Antisense PET Imaging of mRNA Expression
Project Leader:
Paul Schaffer
Lead Institution:
TRIUMF
Research Funding Program:
Strategic Opportunities Fund - Round 4
Molecular imaging (MI) is a powerful tool that probes the function of living systems, enabling non-invasive determination of physiological changes during the onset and progression of disease. Novel MI probes are of paramount importance for elucidating the molecular origin of illness. Antisense PET has seen modest success due to the intrinsically poor pharmaceutical behaviour of oligonucleotides. The project team is working towards the development of a novel class of antisense oligonucleotide-based MI agents that will dramatically alter disease diagnosis, staging and treatment by enabling clinicians to visualize and quantify genetic activity associated with a specific condition. Thus, antisensebased drugs and imaging agents represent broadly enabling platforms for addressing virtually any disease state that involves a coding RNA message (mRNA).

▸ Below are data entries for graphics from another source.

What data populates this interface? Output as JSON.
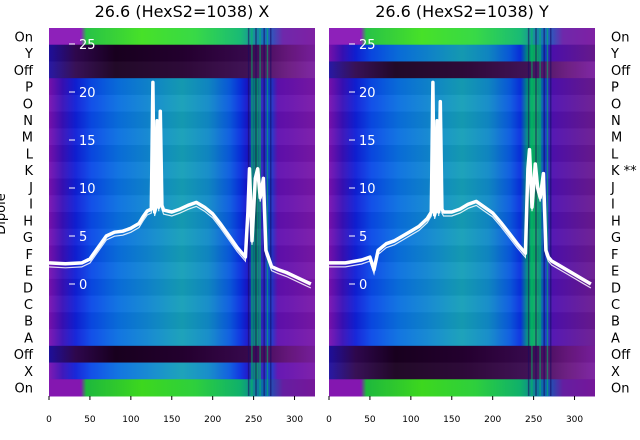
{
  "chart_data": [
    {
      "type": "heatmap",
      "title": "26.6 (HexS2=1038) X",
      "ylabel": "Dipole",
      "row_labels_top_to_bottom": [
        "On",
        "Y",
        "Off",
        "P",
        "O",
        "N",
        "M",
        "L",
        "K",
        "J",
        "I",
        "H",
        "G",
        "F",
        "E",
        "D",
        "C",
        "B",
        "A",
        "Off",
        "X",
        "On"
      ],
      "x_ticks": [
        0,
        50,
        100,
        150,
        200,
        250,
        300
      ],
      "xlim": [
        0,
        325
      ],
      "overlay_ticks": [
        25,
        20,
        15,
        10,
        5,
        0
      ],
      "overlay_series": {
        "x": [
          0,
          20,
          40,
          50,
          60,
          70,
          80,
          90,
          100,
          110,
          115,
          120,
          125,
          127,
          128,
          129,
          130,
          132,
          134,
          136,
          138,
          140,
          150,
          160,
          170,
          180,
          190,
          200,
          210,
          220,
          230,
          240,
          243,
          245,
          248,
          252,
          255,
          258,
          262,
          265,
          268,
          272,
          280,
          290,
          300,
          310,
          320
        ],
        "y": [
          2.2,
          2.1,
          2.2,
          2.6,
          3.8,
          5.0,
          5.4,
          5.5,
          5.8,
          6.3,
          7.0,
          7.6,
          7.8,
          21.0,
          12.0,
          7.5,
          7.8,
          17.0,
          8.0,
          18.0,
          8.2,
          7.7,
          7.5,
          7.8,
          8.2,
          8.5,
          8.0,
          7.3,
          6.2,
          5.0,
          3.8,
          2.8,
          7.5,
          12.0,
          4.5,
          11.0,
          12.0,
          9.0,
          11.0,
          3.5,
          2.8,
          1.8,
          1.5,
          1.2,
          0.8,
          0.4,
          0.0
        ]
      }
    },
    {
      "type": "heatmap",
      "title": "26.6 (HexS2=1038) Y",
      "row_labels_top_to_bottom": [
        "On",
        "Y",
        "Off",
        "P",
        "O",
        "N",
        "M",
        "L",
        "K **",
        "J",
        "I",
        "H",
        "G",
        "F",
        "E",
        "D",
        "C",
        "B",
        "A",
        "Off",
        "X",
        "On"
      ],
      "x_ticks": [
        0,
        50,
        100,
        150,
        200,
        250,
        300
      ],
      "xlim": [
        0,
        325
      ],
      "overlay_ticks": [
        25,
        20,
        15,
        10,
        5,
        0
      ],
      "overlay_series": {
        "x": [
          0,
          20,
          40,
          50,
          55,
          60,
          70,
          80,
          90,
          100,
          110,
          120,
          125,
          127,
          128,
          129,
          130,
          132,
          134,
          136,
          138,
          140,
          150,
          160,
          170,
          180,
          190,
          200,
          210,
          220,
          230,
          240,
          243,
          245,
          248,
          252,
          255,
          258,
          262,
          265,
          268,
          272,
          280,
          290,
          300,
          310,
          320
        ],
        "y": [
          2.2,
          2.2,
          2.5,
          2.8,
          1.5,
          3.5,
          4.2,
          4.5,
          5.0,
          5.5,
          6.0,
          6.8,
          7.5,
          21.0,
          12.0,
          7.2,
          7.5,
          17.0,
          7.5,
          19.0,
          7.8,
          7.5,
          7.5,
          7.8,
          8.3,
          8.6,
          8.0,
          7.4,
          6.4,
          5.3,
          4.2,
          3.2,
          12.0,
          14.0,
          8.0,
          12.5,
          10.0,
          9.0,
          11.5,
          3.5,
          2.8,
          2.4,
          2.0,
          1.5,
          1.0,
          0.5,
          0.0
        ]
      }
    }
  ]
}
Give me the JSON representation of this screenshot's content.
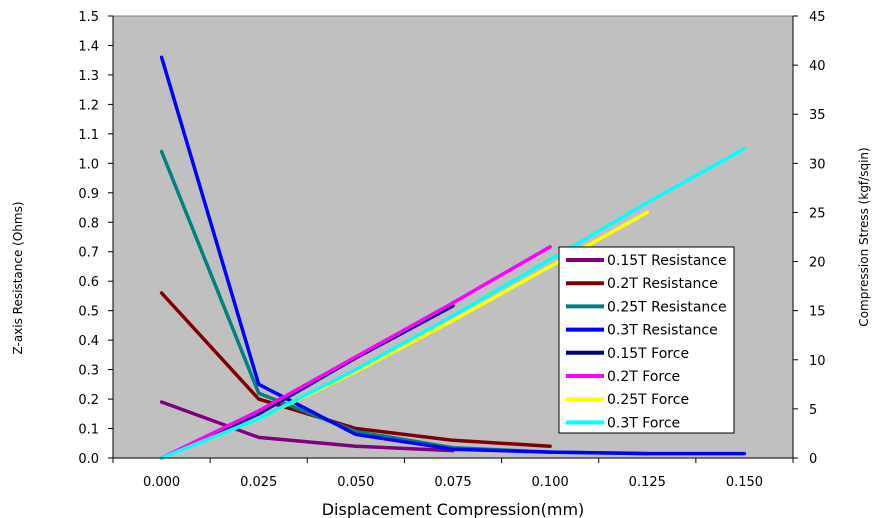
{
  "chart_data": {
    "type": "line",
    "xlabel": "Displacement Compression(mm)",
    "ylabel_left": "Z-axis Resistance (Ohms)",
    "ylabel_right": "Compression Stress (kgf/sqin)",
    "x_ticks": [
      "0.000",
      "0.025",
      "0.050",
      "0.075",
      "0.100",
      "0.125",
      "0.150"
    ],
    "y_left_ticks": [
      "0.0",
      "0.1",
      "0.2",
      "0.3",
      "0.4",
      "0.5",
      "0.6",
      "0.7",
      "0.8",
      "0.9",
      "1.0",
      "1.1",
      "1.2",
      "1.3",
      "1.4",
      "1.5"
    ],
    "y_right_ticks": [
      "0",
      "5",
      "10",
      "15",
      "20",
      "25",
      "30",
      "35",
      "40",
      "45"
    ],
    "xlim": [
      -0.0125,
      0.1625
    ],
    "ylim_left": [
      0,
      1.5
    ],
    "ylim_right": [
      0,
      45
    ],
    "grid": false,
    "plot_background": "#c0c0c0",
    "legend_position": "right-center",
    "series": [
      {
        "name": "0.15T Resistance",
        "axis": "left",
        "color": "#800080",
        "x": [
          0,
          0.025,
          0.05,
          0.075
        ],
        "y": [
          0.19,
          0.07,
          0.04,
          0.025
        ]
      },
      {
        "name": "0.2T Resistance",
        "axis": "left",
        "color": "#800000",
        "x": [
          0,
          0.025,
          0.05,
          0.075,
          0.1
        ],
        "y": [
          0.56,
          0.2,
          0.1,
          0.06,
          0.04
        ]
      },
      {
        "name": "0.25T Resistance",
        "axis": "left",
        "color": "#008080",
        "x": [
          0,
          0.025,
          0.05,
          0.075,
          0.1,
          0.125
        ],
        "y": [
          1.04,
          0.22,
          0.09,
          0.035,
          0.02,
          0.015
        ]
      },
      {
        "name": "0.3T Resistance",
        "axis": "left",
        "color": "#0000ff",
        "x": [
          0,
          0.025,
          0.05,
          0.075,
          0.1,
          0.125,
          0.15
        ],
        "y": [
          1.36,
          0.25,
          0.08,
          0.03,
          0.02,
          0.015,
          0.015
        ]
      },
      {
        "name": "0.15T Force",
        "axis": "right",
        "color": "#000080",
        "x": [
          0,
          0.025,
          0.05,
          0.075
        ],
        "y": [
          0,
          4.5,
          10.2,
          15.5
        ]
      },
      {
        "name": "0.2T Force",
        "axis": "right",
        "color": "#ff00ff",
        "x": [
          0,
          0.025,
          0.05,
          0.075,
          0.1
        ],
        "y": [
          0,
          4.8,
          10.3,
          15.8,
          21.5
        ]
      },
      {
        "name": "0.25T Force",
        "axis": "right",
        "color": "#ffff00",
        "x": [
          0,
          0.025,
          0.05,
          0.075,
          0.1,
          0.125
        ],
        "y": [
          0,
          4.0,
          8.8,
          14.0,
          19.5,
          25.0
        ]
      },
      {
        "name": "0.3T Force",
        "axis": "right",
        "color": "#00ffff",
        "x": [
          0,
          0.025,
          0.05,
          0.075,
          0.1,
          0.125,
          0.15
        ],
        "y": [
          0,
          4.0,
          9.0,
          14.5,
          20.2,
          26.0,
          31.5
        ]
      }
    ]
  }
}
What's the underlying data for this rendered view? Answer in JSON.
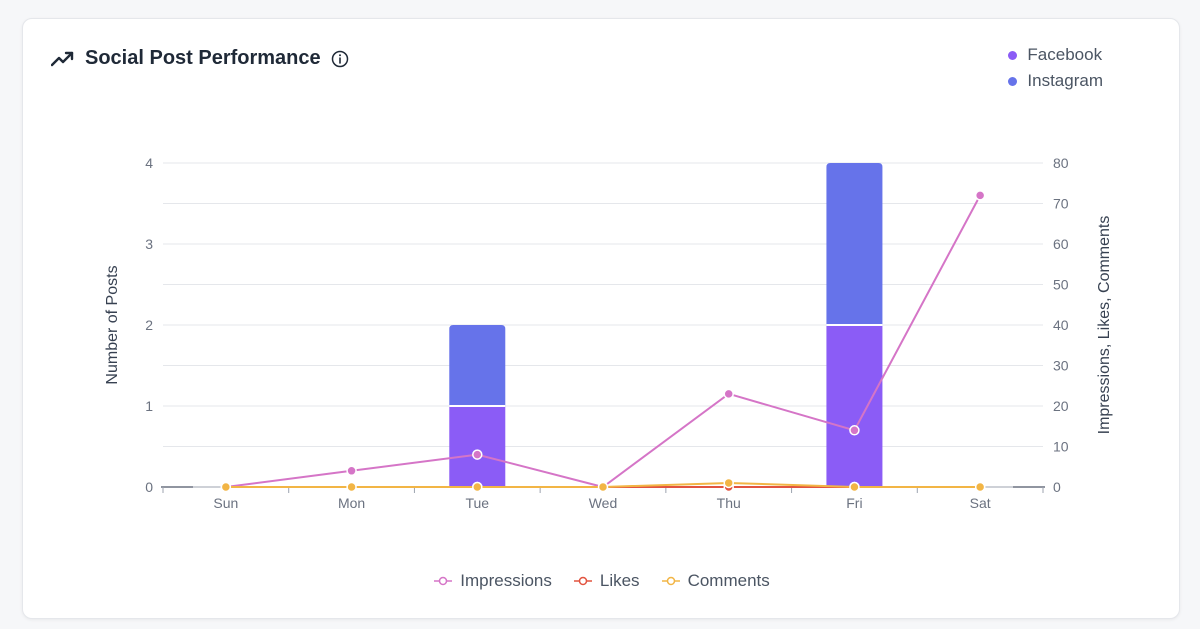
{
  "header": {
    "title": "Social Post Performance",
    "trend_icon": "trending-up-icon",
    "info_icon": "info-icon"
  },
  "colors": {
    "facebook": "#8b5cf6",
    "instagram": "#6673ea",
    "impressions": "#d575c7",
    "likes": "#e2533f",
    "comments": "#f2b545",
    "grid": "#e5e7eb",
    "axis_text": "#6b7280"
  },
  "chart_data": {
    "type": "bar",
    "categories": [
      "Sun",
      "Mon",
      "Tue",
      "Wed",
      "Thu",
      "Fri",
      "Sat"
    ],
    "ylabel_left": "Number of Posts",
    "ylabel_right": "Impressions, Likes, Comments",
    "ylim_left": [
      0,
      4
    ],
    "ylim_right": [
      0,
      80
    ],
    "yticks_left": [
      0,
      1,
      2,
      3,
      4
    ],
    "yticks_right": [
      0,
      10,
      20,
      30,
      40,
      50,
      60,
      70,
      80
    ],
    "grid": true,
    "stacked_bars": [
      {
        "name": "Facebook",
        "axis": "left",
        "values": [
          0,
          0,
          1,
          0,
          0,
          2,
          0
        ]
      },
      {
        "name": "Instagram",
        "axis": "left",
        "values": [
          0,
          0,
          1,
          0,
          0,
          2,
          0
        ]
      }
    ],
    "lines": [
      {
        "name": "Impressions",
        "axis": "right",
        "values": [
          0,
          4,
          8,
          0,
          23,
          14,
          72
        ]
      },
      {
        "name": "Likes",
        "axis": "right",
        "values": [
          0,
          0,
          0,
          0,
          0,
          0,
          0
        ]
      },
      {
        "name": "Comments",
        "axis": "right",
        "values": [
          0,
          0,
          0,
          0,
          1,
          0,
          0
        ]
      }
    ],
    "legend_top": [
      "Facebook",
      "Instagram"
    ],
    "legend_bottom": [
      "Impressions",
      "Likes",
      "Comments"
    ],
    "legend_top_position": "top-right",
    "legend_bottom_position": "bottom-center"
  }
}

This project aims to demonstrate the production and pre-clinical translation of antisense MI probes by merging state-of-the-art microfluidics with radiochemistry to provide radiolabeled peptide-PNA chimeras for in vivo imaging of mRNA expression. MI requires interdisciplinary expertise that spans physics, chemistry, engineering and medicine. To be successful, this project brings together four top British Columbia institutions: TRIUMF, Simon Fraser University (SFU), the University of British Columbia (UBC) and the BC Cancer Agency (BCCA) with deep expertise in radiopharmaceuticals (TRIUMF, BCCA), microfluidics (SFU), peptide - and oligonucleotide chemistry (TRIUMF, UBC) and imaging (BCCA) to accomplish the goals described within.
The translational outcomes of this work will enable the rapid and reliable production of a portfolio of highly specific MI agents. In addition, this proposal will interface novel, proprietary techniques in automation, microfluidics, and radiosynthesis to create new platforms for the rapid production, evaluation and translation of new entities for imaging and improved disease management.